ルネサスエレクトロニクスは、米国の最大手通信オペレータのVerizon Communicationsと提携する、と11月8日の日本経済新聞が報じた。Verizonの持つモバイル通信ネットワークを使い、IoTサービスを手掛ける顧客に対して、半導体チップと制御用ソフトウエアをパッケージで提供する。家電メーカーなどの顧客企業は、ルネサスに依頼することで効率よく開発を進めることができるという。ルネサスは、11月9日10時時点でまだこのリリースを正式に流していないため、この記事だけではルネサスの役割が今一つはっきりしない。つまり、顧客はOEMなのか、サービス業なのか、あるいは農業従事者なのか、はっきりしていない。

東芝は、エレベータや業務用エアコンなど東芝製のビル設備を対象に米GE(General Electric)と提携して試験プロジェクトを始めると、5日の日経産業新聞が報じた。GEが提唱しているIndustrial Internetでは、IoT端末を大きな設備に多数設置し、そこからのデータを収集・管理・解析する。IoTによって不具合箇所をいち早く見つけ故障する前にそこの部品を交換して不具合を取り除くことで、設備の稼働率や生産性を高めるものである。

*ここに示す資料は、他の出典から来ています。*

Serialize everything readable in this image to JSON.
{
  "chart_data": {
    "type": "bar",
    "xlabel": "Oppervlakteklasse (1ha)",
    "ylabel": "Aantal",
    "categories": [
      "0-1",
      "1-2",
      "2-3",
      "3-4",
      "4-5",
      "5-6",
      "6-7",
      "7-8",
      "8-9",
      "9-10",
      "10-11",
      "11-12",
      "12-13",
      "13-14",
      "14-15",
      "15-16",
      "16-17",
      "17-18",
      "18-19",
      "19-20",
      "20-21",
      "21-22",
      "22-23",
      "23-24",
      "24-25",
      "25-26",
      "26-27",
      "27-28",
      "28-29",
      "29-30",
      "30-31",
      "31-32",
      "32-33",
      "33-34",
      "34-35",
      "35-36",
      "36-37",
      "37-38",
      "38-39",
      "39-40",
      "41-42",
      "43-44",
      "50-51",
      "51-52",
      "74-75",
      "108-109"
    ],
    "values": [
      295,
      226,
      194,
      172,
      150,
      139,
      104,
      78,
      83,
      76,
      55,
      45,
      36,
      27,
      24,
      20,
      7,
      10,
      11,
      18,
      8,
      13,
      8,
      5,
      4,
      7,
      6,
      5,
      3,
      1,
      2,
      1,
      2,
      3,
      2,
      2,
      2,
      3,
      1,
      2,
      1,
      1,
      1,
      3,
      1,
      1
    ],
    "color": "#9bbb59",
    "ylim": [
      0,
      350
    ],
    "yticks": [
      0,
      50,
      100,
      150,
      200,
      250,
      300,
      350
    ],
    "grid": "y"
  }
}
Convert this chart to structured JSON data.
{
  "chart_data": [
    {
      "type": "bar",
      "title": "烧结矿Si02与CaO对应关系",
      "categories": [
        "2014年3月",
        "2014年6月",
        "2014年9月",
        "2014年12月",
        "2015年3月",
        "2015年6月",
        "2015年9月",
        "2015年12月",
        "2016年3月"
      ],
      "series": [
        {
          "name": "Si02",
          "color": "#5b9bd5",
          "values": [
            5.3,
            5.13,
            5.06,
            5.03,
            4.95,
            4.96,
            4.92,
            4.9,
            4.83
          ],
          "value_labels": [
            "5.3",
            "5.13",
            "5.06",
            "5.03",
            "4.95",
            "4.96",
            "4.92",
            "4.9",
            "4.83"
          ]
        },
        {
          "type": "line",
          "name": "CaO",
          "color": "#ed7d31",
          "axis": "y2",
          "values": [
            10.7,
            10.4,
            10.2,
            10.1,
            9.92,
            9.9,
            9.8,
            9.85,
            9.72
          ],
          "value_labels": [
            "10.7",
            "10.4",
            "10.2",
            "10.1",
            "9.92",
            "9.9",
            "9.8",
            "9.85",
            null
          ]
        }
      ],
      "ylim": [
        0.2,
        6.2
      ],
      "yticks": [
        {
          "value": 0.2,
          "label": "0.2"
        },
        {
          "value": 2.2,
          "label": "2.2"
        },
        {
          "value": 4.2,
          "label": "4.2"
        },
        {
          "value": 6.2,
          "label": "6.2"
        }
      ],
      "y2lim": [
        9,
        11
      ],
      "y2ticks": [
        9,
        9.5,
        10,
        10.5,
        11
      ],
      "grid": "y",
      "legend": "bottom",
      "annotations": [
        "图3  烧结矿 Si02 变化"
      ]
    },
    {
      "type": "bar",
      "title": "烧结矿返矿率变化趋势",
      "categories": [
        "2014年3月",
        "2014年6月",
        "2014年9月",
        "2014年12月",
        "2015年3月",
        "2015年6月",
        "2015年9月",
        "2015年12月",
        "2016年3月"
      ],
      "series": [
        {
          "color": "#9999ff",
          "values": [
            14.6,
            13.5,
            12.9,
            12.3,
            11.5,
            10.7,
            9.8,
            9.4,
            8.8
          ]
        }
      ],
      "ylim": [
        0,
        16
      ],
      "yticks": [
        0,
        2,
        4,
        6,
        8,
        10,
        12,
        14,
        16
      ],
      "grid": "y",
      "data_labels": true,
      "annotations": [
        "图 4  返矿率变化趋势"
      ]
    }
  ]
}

データを収集・管理・解析するためのソフトウエアツールPredixをGEは開発しているが、今回、東芝はこのソフトの活用を検討するとしている。

Intelは従来、ゲートウェイよりも上のレイヤーのIoTシステムを狙うと言っていたが、どうやらIoT端末もターゲットに入ってきた。2014年にはAtomプロセッサよりも消費電力の低いEdisonと名付けたマイコンを出してきており、2015年1月にはさらに小型のCurieマイコンを出してきた。どちらもBluetoothとWi-Fi機能を積んでおり、端末狙いだといえる。しかも二つともIntelが小型・低消費電力・遅い動作速度というIoT端末の特長を持つQuark System on a Chipと呼ぶアーキテクチャをベースにしている。

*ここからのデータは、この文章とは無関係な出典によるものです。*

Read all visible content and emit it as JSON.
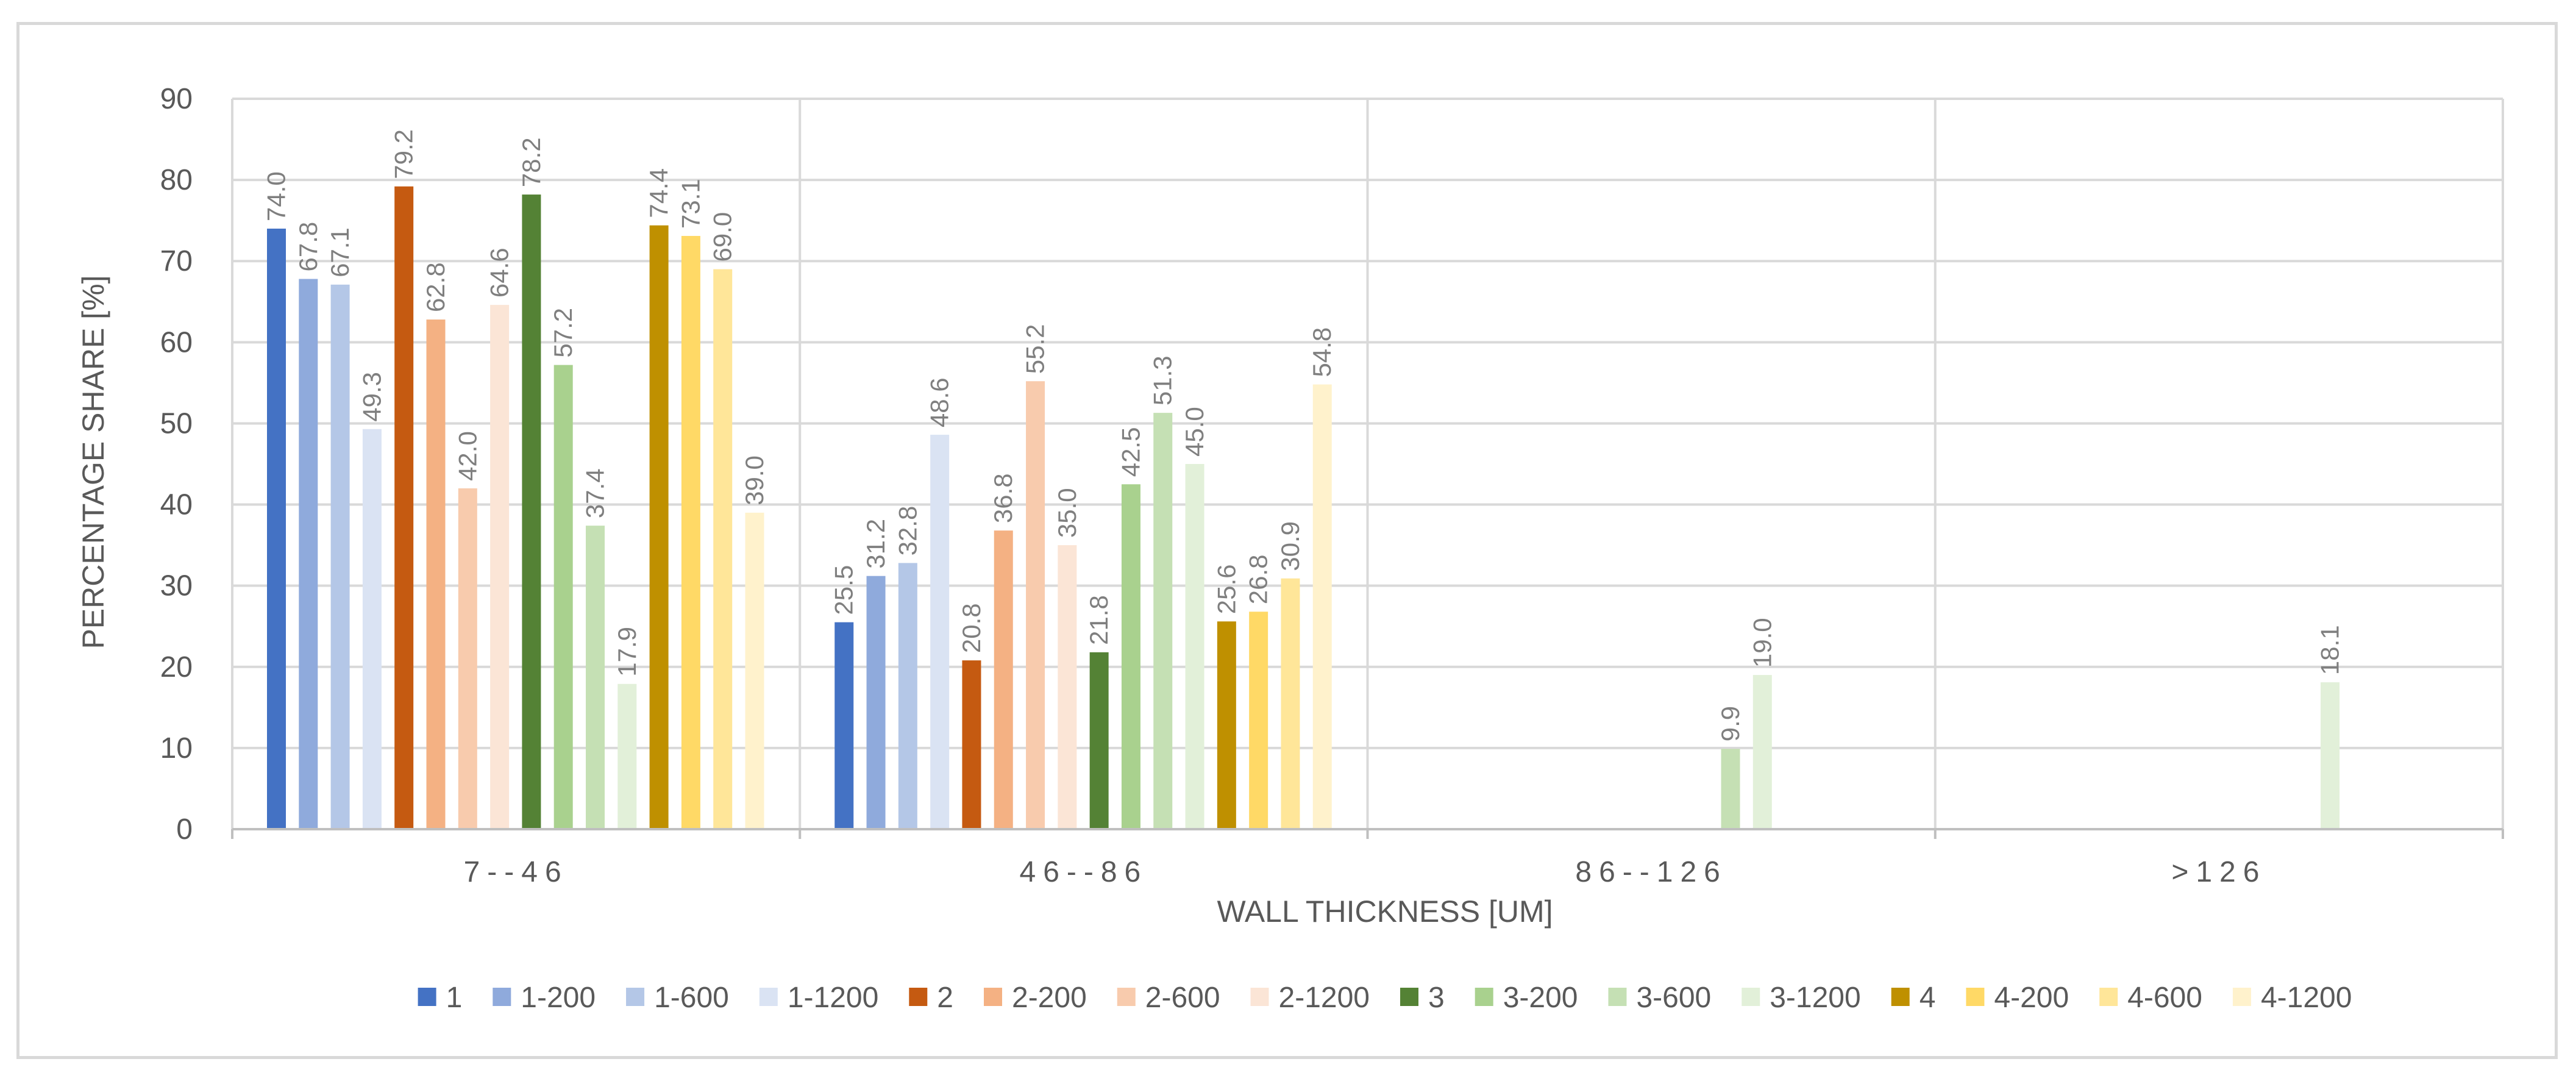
{
  "chart_data": {
    "type": "bar",
    "title": "",
    "xlabel": "WALL THICKNESS [UM]",
    "ylabel": "PERCENTAGE SHARE [%]",
    "ylim": [
      0,
      90
    ],
    "yticks": [
      "0",
      "10",
      "20",
      "30",
      "40",
      "50",
      "60",
      "70",
      "80",
      "90"
    ],
    "categories": [
      "7--46",
      "46--86",
      "86--126",
      ">126"
    ],
    "grid": true,
    "legend_position": "bottom",
    "series": [
      {
        "name": "1",
        "color": "#4472c4",
        "values": [
          74.0,
          25.5,
          null,
          null
        ]
      },
      {
        "name": "1-200",
        "color": "#8faadc",
        "values": [
          67.8,
          31.2,
          null,
          null
        ]
      },
      {
        "name": "1-600",
        "color": "#b4c7e7",
        "values": [
          67.1,
          32.8,
          null,
          null
        ]
      },
      {
        "name": "1-1200",
        "color": "#dae3f3",
        "values": [
          49.3,
          48.6,
          null,
          null
        ]
      },
      {
        "name": "2",
        "color": "#c55a11",
        "values": [
          79.2,
          20.8,
          null,
          null
        ]
      },
      {
        "name": "2-200",
        "color": "#f4b183",
        "values": [
          62.8,
          36.8,
          null,
          null
        ]
      },
      {
        "name": "2-600",
        "color": "#f8cbad",
        "values": [
          42.0,
          55.2,
          null,
          null
        ]
      },
      {
        "name": "2-1200",
        "color": "#fbe5d6",
        "values": [
          64.6,
          35.0,
          null,
          null
        ]
      },
      {
        "name": "3",
        "color": "#548235",
        "values": [
          78.2,
          21.8,
          null,
          null
        ]
      },
      {
        "name": "3-200",
        "color": "#a9d18e",
        "values": [
          57.2,
          42.5,
          null,
          null
        ]
      },
      {
        "name": "3-600",
        "color": "#c5e0b4",
        "values": [
          37.4,
          51.3,
          9.9,
          null
        ]
      },
      {
        "name": "3-1200",
        "color": "#e2f0d9",
        "values": [
          17.9,
          45.0,
          19.0,
          18.1
        ]
      },
      {
        "name": "4",
        "color": "#bf9000",
        "values": [
          74.4,
          25.6,
          null,
          null
        ]
      },
      {
        "name": "4-200",
        "color": "#ffd966",
        "values": [
          73.1,
          26.8,
          null,
          null
        ]
      },
      {
        "name": "4-600",
        "color": "#ffe699",
        "values": [
          69.0,
          30.9,
          null,
          null
        ]
      },
      {
        "name": "4-1200",
        "color": "#fff2cc",
        "values": [
          39.0,
          54.8,
          null,
          null
        ]
      }
    ]
  }
}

Curieは、6軸加速度センサとDSPを使ったセンサハブなどを集積している。加速度センサは、走る、泳ぐ、自転車に乗るなどの動きをウエアラブルで検知する。センサハブはさまざまなセンサからのデータを集め、外部のネットワークへ送り出す。Information Weekによると(参考資料1)、Intelは、Quark SE System on a Chipを2016年内にリリースするとしており、ウエアラブル端末向けのこれらのチップを拡充していることから、IoT端末狙いは明らかであろう。

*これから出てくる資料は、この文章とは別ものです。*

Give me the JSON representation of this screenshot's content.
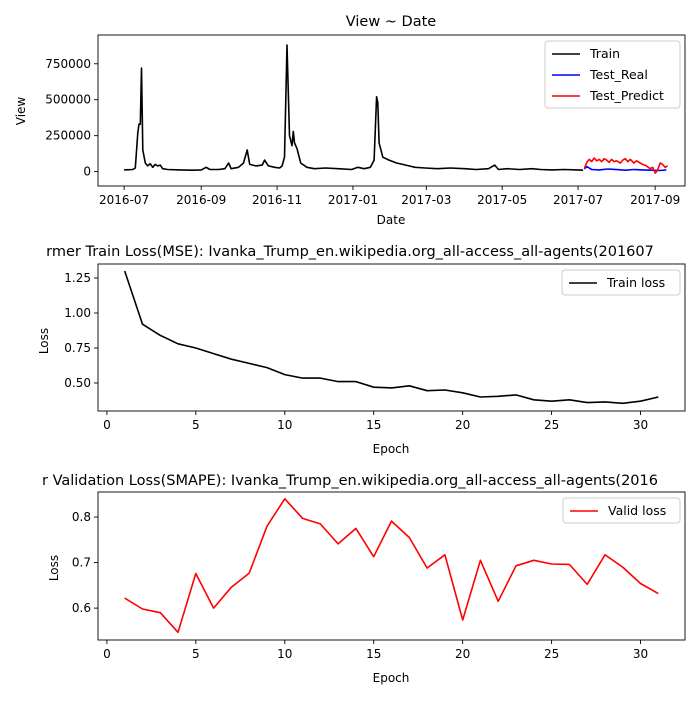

Intelは、クラウドサービスソフトウエアで定評のあるドイツSAP社と提携を結んだ。SAPはデータ収集・転送・解析ツールIntel IoT Platformを、SAP社のHANA Cloud Platformで使えるように組み込む。そうすると、HANAはさまざまなIoT端末からのデータを受け取り、解析できるようになる。

NECは、コラボせず、独自に実験する道を選んだ。無線通信機器や放送機器などを製造する子会社のNECネットワークプロダクツの工場で、IoTを活用して生産性を上げる実証実験を始めたとNECは発表した。複数の工場での各生産ラインにおける不良率や稼働状況、作業員の作業内容、使用電力量、設備の修理内容や状態、治具の使用内容などについての情報を収集・解析する。リアルタイムにデータの見える化を図り、生産効率を従来比30%上げていく。製造するプリント回路基板の側面の画像を「物体指紋」とすることで、バーコードやRFIDタグの要らないトレーサビリティを実現する。作業員の作業内容ではカメラ映像を元に、不良発生リスクをリアルタイムに検出するため、ディープラーニングを採り入れたデータ解析ソフトウエア「NEC Advanced Analytics – RAPID機械学習」を使うとしている。


参考資料
1. Intel Primes The Internet of Things Pump、Information Week (2015/11/04)

(2015/11/09)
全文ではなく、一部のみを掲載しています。